Craigslist, the nationwide classified ad network, will begin charging a $10 fee for broker apartment listings in New York City in March, the organization announced in a posting on its site.

“After many months of evaluating feedback and deliberating, we’ve decided to institute a $10 fee for each listing posted to the broker apartment categories on the New York site (both “fee” and “no fee”), starting March 1, 2006,” says a posting on the craigslist site.

In general, all listings on the national network have been free, except for a fee to employers offering job listings in the San Francisco Bay Area, New York and Los Angeles. The new $10 fee will apply only to broker apartment listings in New York City, and is the product of a long-simmering controversy.

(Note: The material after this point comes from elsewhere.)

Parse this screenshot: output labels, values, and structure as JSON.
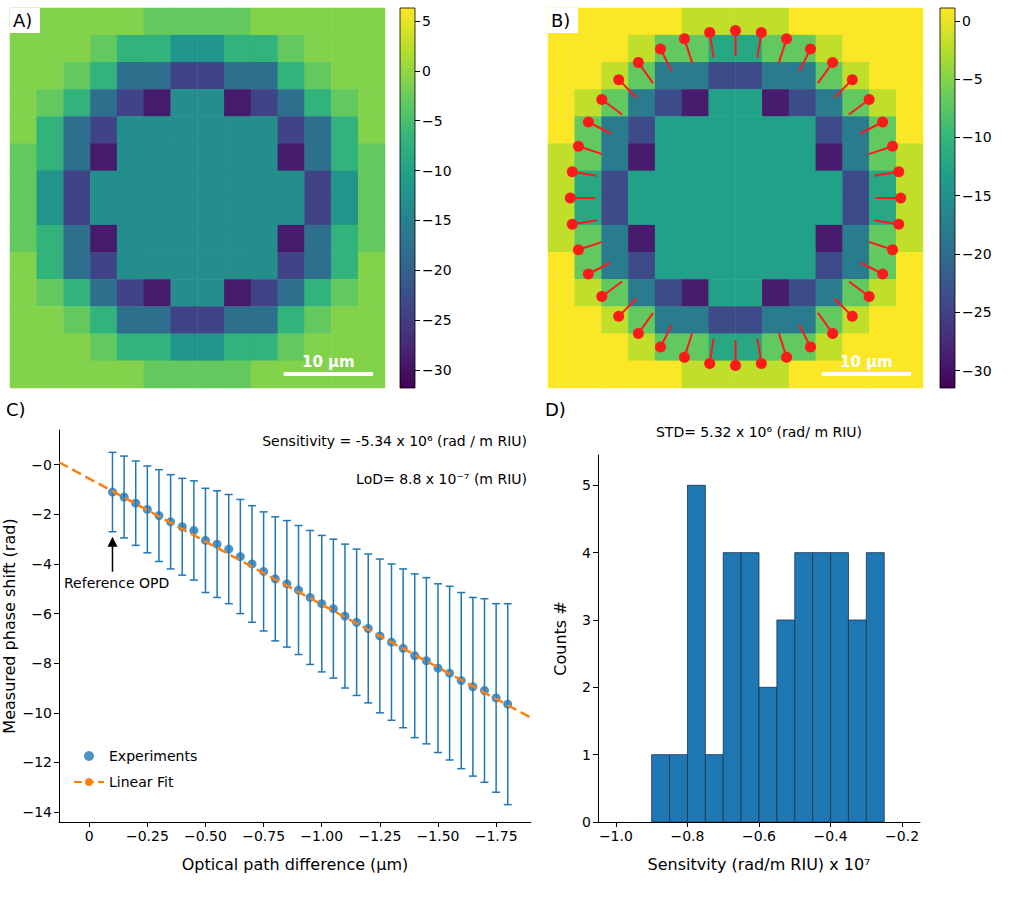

Apartment listings on the New York craigslist have soared into six figures. Because the competition is so fierce, agents repost often so their ads will stay near the top of the list. Also, scams reportedly abound in the listings, according to Classified Intelligence, a research company that reports on the classified ad market.

In an e-mail, Classified Intelligence said the craigslist move “makes sense,” and that attaching a name, address and verified credit card number to a listing, as will become the case when the ads cost money, “should certainly cut down on the garbage.”

The craigslist sites, which also include discussion boards, have made a mark on real estate, with more brokers and agents using them as another place on the Web to expose their listings, and more consumers turning to the Internet for real estate information.

Newmark founded the first craigslist site in San Francisco in 1995, and now serves as chief customer service representative for the online community, which has expanded to include 190 craigslist sites in 50 states and 35 countries.

Craigslist boasts more than 10 million users per month, and receives more than 3 billion page views per month.